Kim K. Miskiw is a research associate and a doctoral student at the Chair for Information and Market Engineering (IISM) within the Faculty of Economics and Business Engineering at the Karlsruhe Institute of Technology (KIT). Her research interests revolve around deep reinforcement learning in electricity market simulations, agent-based electricity market modeling, energy market engineering, and stochastic optimization. Previously, she held the position of Junior-Project Associate at the Institute for Industrial Production, Chair of Energy Economics (KIT).
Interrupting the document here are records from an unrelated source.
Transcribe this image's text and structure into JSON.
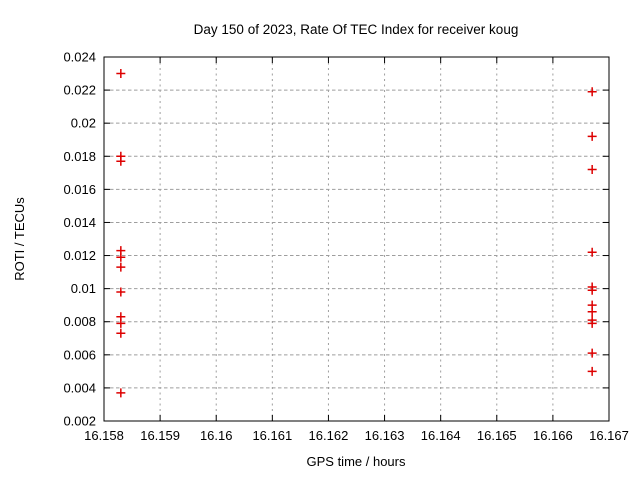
{
  "chart": {
    "title": "Day 150 of 2023, Rate Of TEC Index for receiver koug",
    "xlabel": "GPS time / hours",
    "ylabel": "ROTI / TECUs"
  },
  "chart_data": {
    "type": "scatter",
    "title": "Day 150 of 2023, Rate Of TEC Index for receiver koug",
    "xlabel": "GPS time / hours",
    "ylabel": "ROTI / TECUs",
    "xlim": [
      16.158,
      16.167
    ],
    "ylim": [
      0.002,
      0.024
    ],
    "xticks": [
      16.158,
      16.159,
      16.16,
      16.161,
      16.162,
      16.163,
      16.164,
      16.165,
      16.166,
      16.167
    ],
    "xtick_labels": [
      "16.158",
      "16.159",
      "16.16",
      "16.161",
      "16.162",
      "16.163",
      "16.164",
      "16.165",
      "16.166",
      "16.167"
    ],
    "yticks": [
      0.002,
      0.004,
      0.006,
      0.008,
      0.01,
      0.012,
      0.014,
      0.016,
      0.018,
      0.02,
      0.022,
      0.024
    ],
    "ytick_labels": [
      "0.002",
      "0.004",
      "0.006",
      "0.008",
      "0.01",
      "0.012",
      "0.014",
      "0.016",
      "0.018",
      "0.02",
      "0.022",
      "0.024"
    ],
    "grid": true,
    "legend": false,
    "marker": "plus",
    "marker_color": "#dd0000",
    "series": [
      {
        "name": "roti",
        "points": [
          [
            16.1583,
            0.023
          ],
          [
            16.1583,
            0.018
          ],
          [
            16.1583,
            0.0177
          ],
          [
            16.1583,
            0.0123
          ],
          [
            16.1583,
            0.0119
          ],
          [
            16.1583,
            0.0113
          ],
          [
            16.1583,
            0.0098
          ],
          [
            16.1583,
            0.0083
          ],
          [
            16.1583,
            0.0079
          ],
          [
            16.1583,
            0.0073
          ],
          [
            16.1583,
            0.0037
          ],
          [
            16.1667,
            0.0219
          ],
          [
            16.1667,
            0.0192
          ],
          [
            16.1667,
            0.0172
          ],
          [
            16.1667,
            0.0122
          ],
          [
            16.1667,
            0.0101
          ],
          [
            16.1667,
            0.0099
          ],
          [
            16.1667,
            0.009
          ],
          [
            16.1667,
            0.0086
          ],
          [
            16.1667,
            0.0081
          ],
          [
            16.1667,
            0.0079
          ],
          [
            16.1667,
            0.0061
          ],
          [
            16.1667,
            0.005
          ]
        ]
      }
    ]
  }
}
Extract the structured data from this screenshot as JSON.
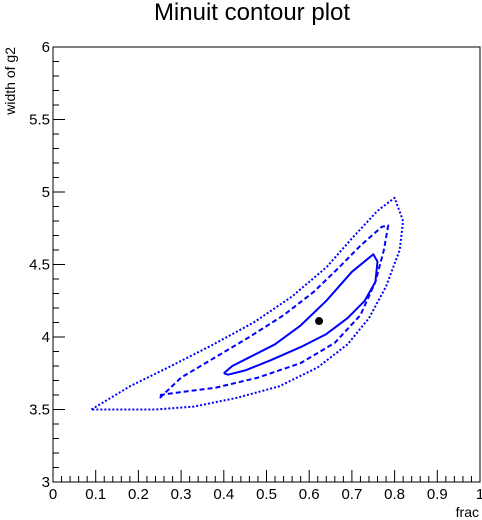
{
  "chart_data": {
    "type": "line",
    "title": "Minuit contour plot",
    "xlabel": "frac",
    "ylabel": "width of g2",
    "xlim": [
      0,
      1
    ],
    "ylim": [
      3,
      6
    ],
    "xticks": [
      "0",
      "0.1",
      "0.2",
      "0.3",
      "0.4",
      "0.5",
      "0.6",
      "0.7",
      "0.8",
      "0.9",
      "1"
    ],
    "yticks": [
      "3",
      "3.5",
      "4",
      "4.5",
      "5",
      "5.5",
      "6"
    ],
    "grid": false,
    "series": [
      {
        "style": "solid",
        "color": "#0000ff",
        "x": [
          0.4,
          0.42,
          0.46,
          0.52,
          0.58,
          0.64,
          0.7,
          0.75,
          0.76,
          0.755,
          0.73,
          0.69,
          0.64,
          0.58,
          0.51,
          0.45,
          0.41,
          0.4
        ],
        "y": [
          3.75,
          3.8,
          3.86,
          3.95,
          4.08,
          4.25,
          4.45,
          4.57,
          4.52,
          4.38,
          4.25,
          4.13,
          4.02,
          3.93,
          3.84,
          3.77,
          3.74,
          3.75
        ]
      },
      {
        "style": "dashed",
        "color": "#0000ff",
        "x": [
          0.25,
          0.3,
          0.38,
          0.46,
          0.54,
          0.61,
          0.67,
          0.72,
          0.77,
          0.785,
          0.775,
          0.755,
          0.72,
          0.66,
          0.58,
          0.48,
          0.38,
          0.3,
          0.25,
          0.25
        ],
        "y": [
          3.58,
          3.72,
          3.86,
          4.0,
          4.15,
          4.31,
          4.48,
          4.63,
          4.76,
          4.77,
          4.6,
          4.38,
          4.15,
          3.96,
          3.82,
          3.72,
          3.65,
          3.62,
          3.6,
          3.58
        ]
      },
      {
        "style": "dotted",
        "color": "#0000ff",
        "x": [
          0.09,
          0.18,
          0.27,
          0.37,
          0.47,
          0.56,
          0.64,
          0.7,
          0.76,
          0.8,
          0.82,
          0.812,
          0.78,
          0.74,
          0.69,
          0.62,
          0.53,
          0.43,
          0.33,
          0.24,
          0.18,
          0.13,
          0.09
        ],
        "y": [
          3.5,
          3.66,
          3.79,
          3.94,
          4.1,
          4.28,
          4.48,
          4.68,
          4.87,
          4.96,
          4.8,
          4.6,
          4.35,
          4.13,
          3.95,
          3.79,
          3.66,
          3.58,
          3.52,
          3.5,
          3.5,
          3.5,
          3.5
        ]
      }
    ],
    "points": [
      {
        "x": 0.623,
        "y": 4.11
      }
    ]
  }
}
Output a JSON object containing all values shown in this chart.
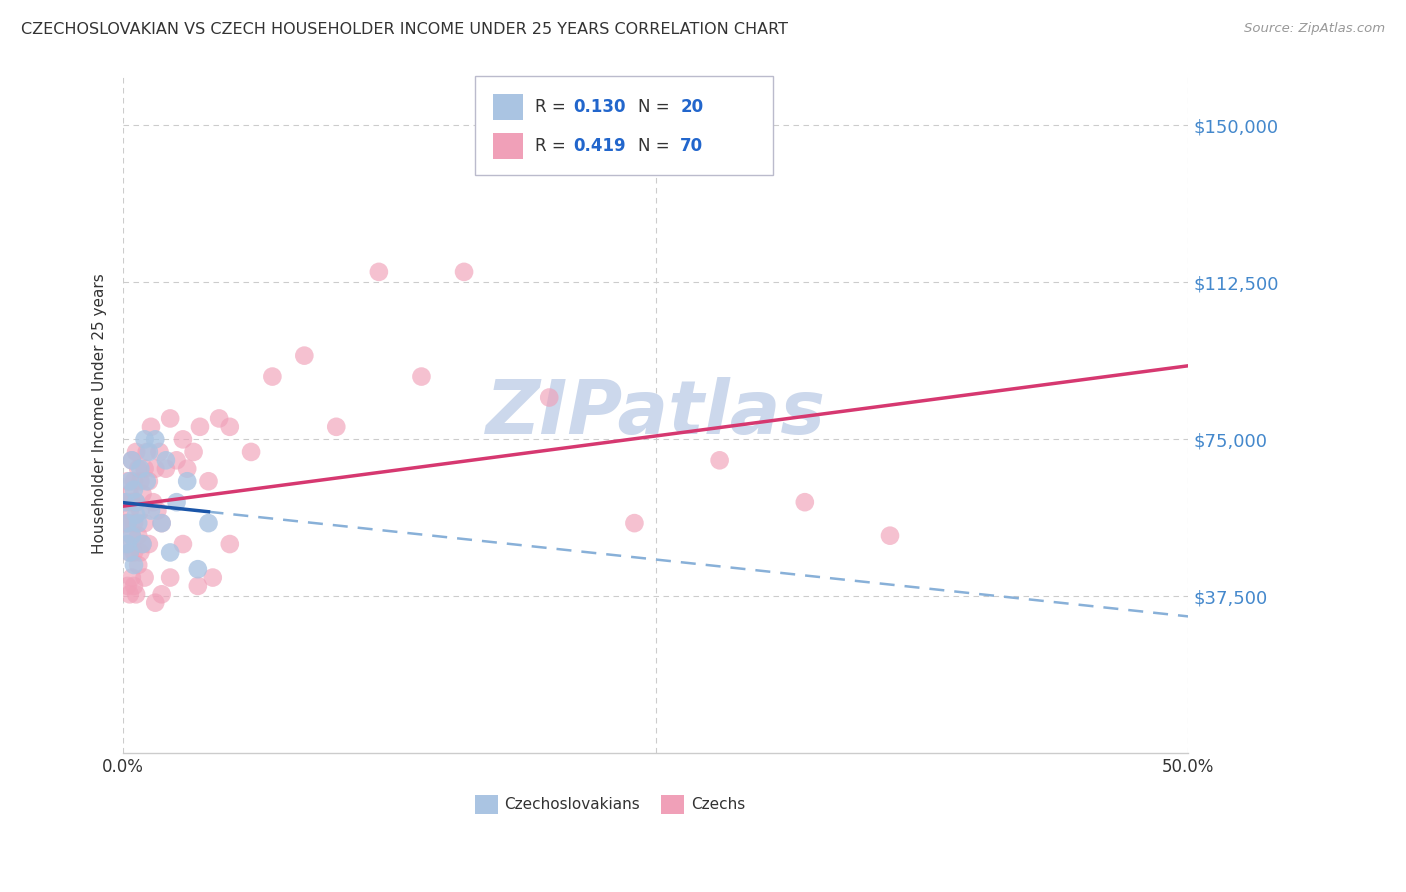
{
  "title": "CZECHOSLOVAKIAN VS CZECH HOUSEHOLDER INCOME UNDER 25 YEARS CORRELATION CHART",
  "source": "Source: ZipAtlas.com",
  "ylabel": "Householder Income Under 25 years",
  "ytick_labels": [
    "$37,500",
    "$75,000",
    "$112,500",
    "$150,000"
  ],
  "ytick_values": [
    37500,
    75000,
    112500,
    150000
  ],
  "ymin": 0,
  "ymax": 162500,
  "xmin": 0.0,
  "xmax": 0.5,
  "blue_color": "#aac4e2",
  "pink_color": "#f0a0b8",
  "blue_line_color": "#1a55a8",
  "pink_line_color": "#d63870",
  "blue_dash_color": "#88b0d8",
  "text_color": "#333333",
  "axis_color": "#4488cc",
  "grid_color": "#cccccc",
  "watermark_color": "#ccd8ec",
  "watermark": "ZIPatlas",
  "legend_color": "#2266cc",
  "czechoslovakian_x": [
    0.001,
    0.002,
    0.002,
    0.003,
    0.003,
    0.004,
    0.004,
    0.005,
    0.005,
    0.006,
    0.006,
    0.007,
    0.008,
    0.009,
    0.01,
    0.011,
    0.012,
    0.013,
    0.015,
    0.018,
    0.02,
    0.022,
    0.025,
    0.03,
    0.035,
    0.04
  ],
  "czechoslovakian_y": [
    60000,
    55000,
    50000,
    65000,
    48000,
    70000,
    52000,
    63000,
    45000,
    57000,
    60000,
    55000,
    68000,
    50000,
    75000,
    65000,
    72000,
    58000,
    75000,
    55000,
    70000,
    48000,
    60000,
    65000,
    44000,
    55000
  ],
  "czech_x": [
    0.001,
    0.001,
    0.002,
    0.002,
    0.002,
    0.003,
    0.003,
    0.003,
    0.004,
    0.004,
    0.004,
    0.005,
    0.005,
    0.005,
    0.006,
    0.006,
    0.007,
    0.007,
    0.008,
    0.008,
    0.009,
    0.009,
    0.01,
    0.01,
    0.011,
    0.012,
    0.013,
    0.014,
    0.015,
    0.016,
    0.017,
    0.018,
    0.02,
    0.022,
    0.025,
    0.028,
    0.03,
    0.033,
    0.036,
    0.04,
    0.045,
    0.05,
    0.06,
    0.07,
    0.085,
    0.1,
    0.12,
    0.14,
    0.16,
    0.2,
    0.24,
    0.28,
    0.32,
    0.36,
    0.002,
    0.003,
    0.004,
    0.005,
    0.006,
    0.007,
    0.008,
    0.01,
    0.012,
    0.015,
    0.018,
    0.022,
    0.028,
    0.035,
    0.042,
    0.05
  ],
  "czech_y": [
    60000,
    55000,
    65000,
    55000,
    50000,
    62000,
    58000,
    48000,
    70000,
    52000,
    60000,
    65000,
    55000,
    48000,
    72000,
    60000,
    68000,
    52000,
    58000,
    65000,
    62000,
    50000,
    68000,
    55000,
    72000,
    65000,
    78000,
    60000,
    68000,
    58000,
    72000,
    55000,
    68000,
    80000,
    70000,
    75000,
    68000,
    72000,
    78000,
    65000,
    80000,
    78000,
    72000,
    90000,
    95000,
    78000,
    115000,
    90000,
    115000,
    85000,
    55000,
    70000,
    60000,
    52000,
    40000,
    38000,
    42000,
    40000,
    38000,
    45000,
    48000,
    42000,
    50000,
    36000,
    38000,
    42000,
    50000,
    40000,
    42000,
    50000
  ]
}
Kim completed her Master’s degree in Industrial Engineering at KIT, focusing her master’s thesis on stochastically optimized bidding strategies in sequential electricity markets and examining their benefits in relation to risk preferences and portfolio setups.
Manish Khanra is a research associate at the Competence Center, Energy Technologies and Energy Systems (CC-E) at Fraunhofer ISI. He is also a doctoral student at the Institute for Industrial Production (IIP) at Karlsruhe Institute of Technology (KIT). With specialisation in integrating hydrogen and efuels for decarbonising Hard-to-Abate sectors, Manish investigates their impact on the power system.
Holding an MSc in Renewable Energy and Energy Efficiency for the Middle East and North Africa, his research has focused on the transformation paths in the heat sector in Germany. Currently, his work encompasses developing electricity market and technology diffusion models, analysing policy aspects for sectors such as steel, cement, chemicals, aviation, and maritime, and conducting applied research in the hydrogen economy.
Florian Maurer is a research associate and doctoral student at the University of Applied Sciences Aachen in cooperation with the University of Oldenburg. After completing a dual study program in software development, he obtained his Master’s degree in “Applied Mathematics and Computer Science” at FH Aachen, where he developed charging solutions for e-mobility. Florian is involved in research projects related to energy measurements and prosumer market integration. His research interests include open-source development, wireless communication and energy market design. Currently, he is researching agent-based modeling of energy markets to provide a simulation framework that covers the comparison of different market designs and policies.